The fascination with mid cap funds continues and JM Small & Mid-Cap Fund (JMSMF), an open-ended fund, is the latest mid cap fund to join the bandwagon. Although, the NFO is similar to other mid cap funds in many aspects, there are some unique features that we have highlighted later in the note.
Personalfn's view on investments in mid/small cap stocks:
Mid cap companies tend to be under-researched ones, thereby providing an investment opportunity that is yet to be identified by the market. Investments in such companies offer high growth potential and the opportunity to clock above-average returns over the long-term horizon.
On the flipside, since mid-sized companies are often under-researched, there is a fair chance that some reasons for "not investing" could be overlooked. As risk control measures and corporate governance tend to be neglected, the chance of manipulation in such companies is higher. Similarly, there is a possibility that the stock is illiquid even after considerable time making it an unviable proposition for the fund manager.
Sandip Sabharwal, former fund manager at SBI Mutual Fund, who has become something of a 'mid cap guru' will manage JMSMF. Before we give our views on this point, let us understand what Sabharwal brings to the table in terms of expertise and experience. Sabharwal was associated with SBI Mutual Fund for over a decade-long period ending in 2005. The last 3 years of his tenure in SBI Mutual Fund saw him catapult SBI Mutual Fund's mid cap funds (particularly Magnum Global Fund) into a virtual brand name. It was during this period that his skills in identifying mid caps early on gained widespread recognition.
However, certain transactions he had done earlier on in SBI Mutual Fund came under the scanner and are now being investigated by authorities. This was one reason why he quit Lotus India Mutual Fund (which he had joined after quitting SBI Mutual Fund). Either ways, we are not in a position to comment on this issue. To investors who are investing in JMSMF mainly for the value that Sabharwal can add to a mid cap portfolio, we would like to highlight the fallacy of such a move.
To begin with, Sabharwal's association with JMSMF depends on the outcome of the pending investigations. More importantly, at Personalfn we have always been votaries of the team-based style of fund management.

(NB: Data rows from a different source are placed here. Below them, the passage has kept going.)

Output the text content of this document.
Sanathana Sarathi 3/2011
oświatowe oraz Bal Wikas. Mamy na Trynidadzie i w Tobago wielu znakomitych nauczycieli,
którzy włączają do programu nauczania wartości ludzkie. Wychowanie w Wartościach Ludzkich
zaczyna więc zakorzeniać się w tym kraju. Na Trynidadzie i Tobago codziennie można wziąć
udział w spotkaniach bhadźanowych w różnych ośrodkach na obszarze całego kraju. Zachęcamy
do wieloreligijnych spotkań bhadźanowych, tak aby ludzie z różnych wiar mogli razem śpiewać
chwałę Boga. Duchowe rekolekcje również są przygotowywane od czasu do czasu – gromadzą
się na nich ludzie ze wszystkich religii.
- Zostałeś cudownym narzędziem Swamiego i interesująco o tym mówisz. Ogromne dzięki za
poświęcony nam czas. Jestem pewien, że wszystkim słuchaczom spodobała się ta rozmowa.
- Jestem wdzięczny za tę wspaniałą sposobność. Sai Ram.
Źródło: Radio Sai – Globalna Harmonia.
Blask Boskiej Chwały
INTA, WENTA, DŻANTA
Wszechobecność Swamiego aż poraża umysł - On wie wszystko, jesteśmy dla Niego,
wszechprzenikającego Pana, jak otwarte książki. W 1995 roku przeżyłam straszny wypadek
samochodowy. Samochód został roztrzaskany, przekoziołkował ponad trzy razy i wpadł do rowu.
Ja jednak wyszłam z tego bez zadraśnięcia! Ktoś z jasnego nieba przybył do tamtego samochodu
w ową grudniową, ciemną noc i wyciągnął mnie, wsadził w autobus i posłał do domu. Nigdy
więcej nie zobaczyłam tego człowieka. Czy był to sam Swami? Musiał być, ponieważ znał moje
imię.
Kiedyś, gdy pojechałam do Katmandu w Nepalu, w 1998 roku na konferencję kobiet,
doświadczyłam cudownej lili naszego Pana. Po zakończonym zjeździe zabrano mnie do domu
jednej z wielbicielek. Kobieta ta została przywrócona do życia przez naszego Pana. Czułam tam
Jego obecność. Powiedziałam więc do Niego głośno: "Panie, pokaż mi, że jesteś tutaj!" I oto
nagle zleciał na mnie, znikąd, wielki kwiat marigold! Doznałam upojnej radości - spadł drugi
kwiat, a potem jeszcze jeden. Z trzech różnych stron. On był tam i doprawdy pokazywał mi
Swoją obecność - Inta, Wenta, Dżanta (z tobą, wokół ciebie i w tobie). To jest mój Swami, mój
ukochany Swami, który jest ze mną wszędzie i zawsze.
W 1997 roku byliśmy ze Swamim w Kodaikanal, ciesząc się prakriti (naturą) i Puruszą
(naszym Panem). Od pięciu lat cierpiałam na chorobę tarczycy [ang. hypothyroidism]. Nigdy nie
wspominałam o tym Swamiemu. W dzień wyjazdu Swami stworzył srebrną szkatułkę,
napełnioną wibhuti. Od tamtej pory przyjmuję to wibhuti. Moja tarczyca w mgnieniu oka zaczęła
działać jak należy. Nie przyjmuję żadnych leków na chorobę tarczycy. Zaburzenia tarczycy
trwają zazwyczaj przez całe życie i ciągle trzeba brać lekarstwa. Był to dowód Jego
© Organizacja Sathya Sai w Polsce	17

According to this style, systems and processes hold sway as opposed to a star fund manager's intuition. This ensures investment decisions are based on consensus. No single individual is deemed indispensable and therefore if and when a fund manager quits the fund house, investors are not unduly concerned because there is a team in place that takes all decisions based on pre-determined processes. Therefore, if you must opt for JMSMF do so because of the team and not because of an individual.
As far as its investment team is concerned, it has achieved little of note. JM Financial Mutual Fund's track record in managing equity funds is rather dismal. For instance, JM Equity Fund (a diversified equity fund) has grown by 29.4% CAGR and 35.6% CAGR over 3-Yr and 5-Yr respectively. Compare this with the performance of well-managed diversified equity funds like DSP ML Opportunities (36.0% CAGR and 44.1% CAGR over 3-Yr and 5-Yr respectively) or HDFC Top 200 Fund (36.2% CAGR and 44.3 CAGR over 3-Yr and 5-Yr respectively).
In our view, investors must give JMSMF a miss in favour of existing, well-managed mid cap funds like Franklin Prima Fund (36.0% CAGR and 48.0% CAGR over 3-Yr and 5-Yr respectively) and Sundaram BNP Paribas Select Midcap (52.6% CAGR over 3-Yr). They can evaluate JMSMF's performance over the long-term (3-5 years) and take a revised view at a later stage.